The following figure illustrates the names and structures
for the tables in which identity information is stored during batch
processing:
Here are some key points
about the tables:
-
You don't have to use all of the
tables. For example, if you are not going to store e-mail addresses,
you don't need an email table.
-
For each table that you do use,
all columns must be present. However, you don't have to include data
in every column. In the figure, the required columns for the primary
objects are indicated with a star.
Note: Each user should have a login
that includes a qualified user ID.
-
The keyids in the person table
(users), idgrps table (groups and roles), and authdomain table (authentication
domains) tie each of those primary objects to its related information.
In the metadata, the keyid value is stored as an external identity.
For each keyid column, use a fixed, enterprise-wide identifier such
as these:
-
In the person table, consider using
employee identification numbers.
-
In the idgrps table, consider using
group names (or LDAP Distinguished Names).
-
In the authdomain table, consider
using authentication domain names.
-
All of the relationships between
a primary object and its related data are zero-or-more relationships.
For example, you can store no phone numbers, one phone number, or
multiple phone numbers for each user.
-
We recommend that you avoid using
spaces or special characters in the name of a user, group, or role.

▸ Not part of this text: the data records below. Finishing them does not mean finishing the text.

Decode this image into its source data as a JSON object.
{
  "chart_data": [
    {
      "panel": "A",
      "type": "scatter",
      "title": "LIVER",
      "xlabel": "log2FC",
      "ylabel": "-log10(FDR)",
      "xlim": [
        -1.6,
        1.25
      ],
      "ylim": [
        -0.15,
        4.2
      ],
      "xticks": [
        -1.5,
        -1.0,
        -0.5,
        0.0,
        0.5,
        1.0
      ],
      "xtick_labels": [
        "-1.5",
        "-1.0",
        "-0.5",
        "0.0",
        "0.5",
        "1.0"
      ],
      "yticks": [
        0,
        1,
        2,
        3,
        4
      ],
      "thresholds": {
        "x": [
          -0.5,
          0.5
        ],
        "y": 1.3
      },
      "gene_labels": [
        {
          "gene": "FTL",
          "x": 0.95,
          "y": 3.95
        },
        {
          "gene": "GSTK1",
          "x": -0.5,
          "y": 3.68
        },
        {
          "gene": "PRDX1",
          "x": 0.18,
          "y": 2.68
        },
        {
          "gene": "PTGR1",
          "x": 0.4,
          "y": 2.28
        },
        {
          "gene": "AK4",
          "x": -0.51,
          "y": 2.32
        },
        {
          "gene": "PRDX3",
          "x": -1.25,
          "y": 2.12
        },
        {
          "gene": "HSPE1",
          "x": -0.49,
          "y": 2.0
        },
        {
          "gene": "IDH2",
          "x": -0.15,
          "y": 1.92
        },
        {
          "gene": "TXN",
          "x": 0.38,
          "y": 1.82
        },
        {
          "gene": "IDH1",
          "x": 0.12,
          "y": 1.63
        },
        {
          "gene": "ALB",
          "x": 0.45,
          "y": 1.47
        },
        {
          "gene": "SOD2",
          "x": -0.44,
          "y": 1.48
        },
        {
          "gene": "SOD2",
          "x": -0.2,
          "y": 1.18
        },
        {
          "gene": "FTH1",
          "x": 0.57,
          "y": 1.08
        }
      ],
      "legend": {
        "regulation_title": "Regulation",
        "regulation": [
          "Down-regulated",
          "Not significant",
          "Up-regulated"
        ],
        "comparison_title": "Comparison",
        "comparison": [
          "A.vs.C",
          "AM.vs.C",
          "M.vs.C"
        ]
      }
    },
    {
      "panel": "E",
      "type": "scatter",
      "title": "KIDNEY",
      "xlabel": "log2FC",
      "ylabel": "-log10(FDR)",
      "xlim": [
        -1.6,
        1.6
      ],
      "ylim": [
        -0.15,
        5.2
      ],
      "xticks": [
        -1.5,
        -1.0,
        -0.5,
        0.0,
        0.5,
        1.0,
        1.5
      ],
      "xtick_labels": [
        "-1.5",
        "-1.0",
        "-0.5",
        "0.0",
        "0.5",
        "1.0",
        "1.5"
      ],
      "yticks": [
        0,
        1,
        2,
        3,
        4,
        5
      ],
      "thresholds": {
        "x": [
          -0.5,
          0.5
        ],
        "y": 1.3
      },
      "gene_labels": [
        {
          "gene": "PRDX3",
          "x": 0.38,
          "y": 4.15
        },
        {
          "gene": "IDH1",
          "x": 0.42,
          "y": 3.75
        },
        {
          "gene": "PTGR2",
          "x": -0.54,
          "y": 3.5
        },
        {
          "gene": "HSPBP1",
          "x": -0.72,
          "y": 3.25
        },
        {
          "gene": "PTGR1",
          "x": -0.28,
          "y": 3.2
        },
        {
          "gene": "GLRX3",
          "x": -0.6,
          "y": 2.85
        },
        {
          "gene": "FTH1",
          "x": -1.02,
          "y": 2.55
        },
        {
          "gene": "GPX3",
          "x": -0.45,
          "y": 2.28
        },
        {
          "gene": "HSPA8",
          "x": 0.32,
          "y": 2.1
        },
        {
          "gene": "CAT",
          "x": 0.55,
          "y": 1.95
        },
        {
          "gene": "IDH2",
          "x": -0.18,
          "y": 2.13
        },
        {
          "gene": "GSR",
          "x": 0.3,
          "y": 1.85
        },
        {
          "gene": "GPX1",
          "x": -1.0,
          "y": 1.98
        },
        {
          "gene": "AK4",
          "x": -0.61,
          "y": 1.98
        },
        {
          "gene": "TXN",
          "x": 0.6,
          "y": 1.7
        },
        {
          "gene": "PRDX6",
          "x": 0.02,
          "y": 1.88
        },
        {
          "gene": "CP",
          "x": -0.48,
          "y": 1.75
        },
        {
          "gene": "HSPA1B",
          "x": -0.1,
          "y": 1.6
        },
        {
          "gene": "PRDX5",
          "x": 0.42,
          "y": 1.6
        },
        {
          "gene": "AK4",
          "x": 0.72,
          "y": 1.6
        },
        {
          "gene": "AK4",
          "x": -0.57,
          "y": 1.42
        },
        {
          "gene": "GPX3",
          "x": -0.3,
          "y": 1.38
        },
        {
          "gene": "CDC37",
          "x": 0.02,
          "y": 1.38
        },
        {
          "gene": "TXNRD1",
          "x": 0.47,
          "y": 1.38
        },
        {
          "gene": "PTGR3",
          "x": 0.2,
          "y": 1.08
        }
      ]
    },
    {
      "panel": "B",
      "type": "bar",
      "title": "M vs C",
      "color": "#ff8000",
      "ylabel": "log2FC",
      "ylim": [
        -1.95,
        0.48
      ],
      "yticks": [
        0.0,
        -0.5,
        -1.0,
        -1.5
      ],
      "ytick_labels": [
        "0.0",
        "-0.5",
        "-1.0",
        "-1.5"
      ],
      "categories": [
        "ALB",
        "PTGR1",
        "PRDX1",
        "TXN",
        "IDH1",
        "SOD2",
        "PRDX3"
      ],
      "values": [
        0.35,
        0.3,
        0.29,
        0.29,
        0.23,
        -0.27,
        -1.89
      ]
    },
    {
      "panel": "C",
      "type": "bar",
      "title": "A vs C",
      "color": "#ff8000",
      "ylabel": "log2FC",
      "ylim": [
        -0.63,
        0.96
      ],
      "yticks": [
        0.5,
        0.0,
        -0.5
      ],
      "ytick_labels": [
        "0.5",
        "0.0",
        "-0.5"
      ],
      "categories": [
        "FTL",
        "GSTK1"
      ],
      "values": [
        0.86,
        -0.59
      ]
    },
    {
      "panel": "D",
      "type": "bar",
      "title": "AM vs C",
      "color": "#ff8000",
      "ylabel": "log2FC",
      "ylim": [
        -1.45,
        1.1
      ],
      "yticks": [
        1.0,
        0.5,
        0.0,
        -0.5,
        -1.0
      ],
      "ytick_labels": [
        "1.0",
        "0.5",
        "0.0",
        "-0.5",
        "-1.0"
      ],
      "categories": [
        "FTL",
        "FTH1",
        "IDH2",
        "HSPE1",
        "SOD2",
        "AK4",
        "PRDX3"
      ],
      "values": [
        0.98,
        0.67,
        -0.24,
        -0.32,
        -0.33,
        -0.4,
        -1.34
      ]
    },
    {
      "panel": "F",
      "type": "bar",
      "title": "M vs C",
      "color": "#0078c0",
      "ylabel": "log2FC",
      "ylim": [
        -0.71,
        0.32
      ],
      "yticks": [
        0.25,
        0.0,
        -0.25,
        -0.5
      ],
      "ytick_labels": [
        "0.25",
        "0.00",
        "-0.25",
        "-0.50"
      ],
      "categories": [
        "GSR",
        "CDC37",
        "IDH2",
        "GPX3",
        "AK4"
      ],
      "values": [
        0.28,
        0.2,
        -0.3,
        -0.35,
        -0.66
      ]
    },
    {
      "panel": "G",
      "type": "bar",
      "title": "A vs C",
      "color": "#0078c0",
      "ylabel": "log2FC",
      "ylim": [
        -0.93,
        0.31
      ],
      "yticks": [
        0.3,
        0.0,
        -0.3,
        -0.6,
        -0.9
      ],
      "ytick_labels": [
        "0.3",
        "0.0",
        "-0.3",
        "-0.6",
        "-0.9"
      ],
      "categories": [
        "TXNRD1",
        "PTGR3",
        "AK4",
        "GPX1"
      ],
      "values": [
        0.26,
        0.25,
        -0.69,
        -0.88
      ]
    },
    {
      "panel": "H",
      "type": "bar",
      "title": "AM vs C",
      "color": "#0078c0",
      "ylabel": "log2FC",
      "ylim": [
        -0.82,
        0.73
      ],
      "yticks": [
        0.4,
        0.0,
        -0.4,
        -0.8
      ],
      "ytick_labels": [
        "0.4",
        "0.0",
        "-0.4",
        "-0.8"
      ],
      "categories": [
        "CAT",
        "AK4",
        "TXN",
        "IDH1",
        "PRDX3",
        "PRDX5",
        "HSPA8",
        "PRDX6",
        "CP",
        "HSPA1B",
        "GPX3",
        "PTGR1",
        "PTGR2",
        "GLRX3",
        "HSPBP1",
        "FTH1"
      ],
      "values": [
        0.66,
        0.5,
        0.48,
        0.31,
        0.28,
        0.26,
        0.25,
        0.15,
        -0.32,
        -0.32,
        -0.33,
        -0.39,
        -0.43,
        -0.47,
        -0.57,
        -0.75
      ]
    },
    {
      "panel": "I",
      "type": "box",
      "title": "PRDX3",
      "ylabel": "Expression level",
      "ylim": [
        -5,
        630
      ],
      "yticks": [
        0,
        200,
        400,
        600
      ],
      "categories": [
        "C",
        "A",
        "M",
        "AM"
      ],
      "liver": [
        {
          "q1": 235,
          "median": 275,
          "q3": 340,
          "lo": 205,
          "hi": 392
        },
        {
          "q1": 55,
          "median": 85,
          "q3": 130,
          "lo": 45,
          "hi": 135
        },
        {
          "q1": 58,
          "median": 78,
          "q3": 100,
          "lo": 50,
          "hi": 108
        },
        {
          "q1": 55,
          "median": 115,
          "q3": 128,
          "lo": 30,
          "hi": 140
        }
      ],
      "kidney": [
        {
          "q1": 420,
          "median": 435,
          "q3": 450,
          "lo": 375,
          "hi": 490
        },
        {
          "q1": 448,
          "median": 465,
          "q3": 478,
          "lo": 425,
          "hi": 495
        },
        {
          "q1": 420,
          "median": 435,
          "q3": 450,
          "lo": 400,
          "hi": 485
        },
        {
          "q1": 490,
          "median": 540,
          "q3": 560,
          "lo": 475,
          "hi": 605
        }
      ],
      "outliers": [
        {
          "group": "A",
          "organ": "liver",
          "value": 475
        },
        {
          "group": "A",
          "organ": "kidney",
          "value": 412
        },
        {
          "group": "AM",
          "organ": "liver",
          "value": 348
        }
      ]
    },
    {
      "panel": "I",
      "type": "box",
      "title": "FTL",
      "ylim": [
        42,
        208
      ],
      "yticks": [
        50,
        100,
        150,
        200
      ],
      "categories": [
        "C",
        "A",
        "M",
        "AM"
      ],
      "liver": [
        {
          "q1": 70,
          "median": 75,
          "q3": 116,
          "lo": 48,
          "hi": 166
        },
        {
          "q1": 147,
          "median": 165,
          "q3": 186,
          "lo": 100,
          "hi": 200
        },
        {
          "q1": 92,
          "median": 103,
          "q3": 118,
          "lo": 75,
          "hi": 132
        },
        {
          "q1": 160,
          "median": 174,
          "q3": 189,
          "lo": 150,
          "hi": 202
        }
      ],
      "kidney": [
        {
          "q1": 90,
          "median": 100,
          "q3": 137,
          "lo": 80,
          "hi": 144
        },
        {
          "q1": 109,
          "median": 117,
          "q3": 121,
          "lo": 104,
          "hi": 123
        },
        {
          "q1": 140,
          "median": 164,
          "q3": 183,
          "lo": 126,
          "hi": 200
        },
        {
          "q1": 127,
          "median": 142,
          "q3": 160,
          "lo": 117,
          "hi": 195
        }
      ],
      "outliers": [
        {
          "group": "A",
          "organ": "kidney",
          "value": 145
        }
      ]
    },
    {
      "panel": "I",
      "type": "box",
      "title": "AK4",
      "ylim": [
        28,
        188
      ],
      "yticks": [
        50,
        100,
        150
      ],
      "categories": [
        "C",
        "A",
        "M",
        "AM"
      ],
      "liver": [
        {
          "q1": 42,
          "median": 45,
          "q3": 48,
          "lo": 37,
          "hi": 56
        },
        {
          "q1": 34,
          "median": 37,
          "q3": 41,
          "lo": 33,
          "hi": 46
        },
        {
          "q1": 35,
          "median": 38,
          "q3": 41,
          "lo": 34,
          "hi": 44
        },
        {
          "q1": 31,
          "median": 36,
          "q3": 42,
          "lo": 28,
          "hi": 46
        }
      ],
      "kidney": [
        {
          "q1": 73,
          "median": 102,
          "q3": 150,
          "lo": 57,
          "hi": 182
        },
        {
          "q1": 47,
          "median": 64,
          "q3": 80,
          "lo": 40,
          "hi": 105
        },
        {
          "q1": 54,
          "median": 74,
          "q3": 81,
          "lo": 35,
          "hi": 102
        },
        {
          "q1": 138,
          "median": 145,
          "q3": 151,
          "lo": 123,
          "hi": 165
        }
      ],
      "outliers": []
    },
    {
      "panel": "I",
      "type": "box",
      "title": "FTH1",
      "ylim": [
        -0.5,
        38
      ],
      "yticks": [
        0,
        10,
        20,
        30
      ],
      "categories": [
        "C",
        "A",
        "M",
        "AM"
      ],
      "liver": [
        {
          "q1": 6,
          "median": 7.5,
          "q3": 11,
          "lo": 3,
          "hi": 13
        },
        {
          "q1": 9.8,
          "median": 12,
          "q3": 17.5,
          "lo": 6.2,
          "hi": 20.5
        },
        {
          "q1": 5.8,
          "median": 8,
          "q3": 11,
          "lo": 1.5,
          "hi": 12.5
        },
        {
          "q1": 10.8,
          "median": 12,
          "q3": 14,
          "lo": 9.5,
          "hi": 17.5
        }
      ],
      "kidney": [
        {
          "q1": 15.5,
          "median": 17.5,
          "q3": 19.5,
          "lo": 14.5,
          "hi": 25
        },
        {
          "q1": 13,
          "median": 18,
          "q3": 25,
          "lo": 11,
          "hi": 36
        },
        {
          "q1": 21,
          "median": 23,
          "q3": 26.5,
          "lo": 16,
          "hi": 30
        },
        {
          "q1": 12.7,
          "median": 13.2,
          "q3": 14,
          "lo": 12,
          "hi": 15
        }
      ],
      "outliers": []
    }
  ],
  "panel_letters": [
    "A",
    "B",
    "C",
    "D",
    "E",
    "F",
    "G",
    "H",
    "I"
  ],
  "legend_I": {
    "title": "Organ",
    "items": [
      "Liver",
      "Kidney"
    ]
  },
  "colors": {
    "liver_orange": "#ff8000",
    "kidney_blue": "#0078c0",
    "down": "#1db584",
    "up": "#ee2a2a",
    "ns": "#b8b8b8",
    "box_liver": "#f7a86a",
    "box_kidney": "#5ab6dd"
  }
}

Not all components support spaces and special characters in identity
names.
The following figure
depicts data for a user named Tara O'Toole. The ovals indicate personal
data for Tara. The check marks indicate data that is indirectly related
to Tara (through her group memberships).
In the figure, notice
these things:
-
In the person table, the employee
number is used as the keyid. The name column uses user IDs (that column
also requires unique values). The displayName column contains a common
name for each user.
-
In the grpmems table (group memberships),
Tara is a direct member of the ETL group. Tara is an indirect member
of the Developers group, because that group has the ETL group as one
of its members. Tara also has a third-level membership in the ReportConsumers
group.
-
In the idgrps table, the group
name serves as the keyid. This choice is appropriate because the metadata
server enforces uniqueness across all group and role names.
-
In the idgrps table, the grpType
column is empty. This indicates that the entries in this table are
all groups. To create a role in the metadata, provide a grpType value
of
ROLE
.
-
In the email table, Tara has two
e-mail addresses and each one has a different type.
-
In the logins table, Tara has personal
logins in two different authentication domains. Tara can also use
the ETL group's login (for DB2Auth), because Tara is a member of the
ETL group.
-
In the authdomain table, the authentication
domain name serves as the keyid. This is appropriate because the metadata
server enforces uniqueness across all authentication domain names.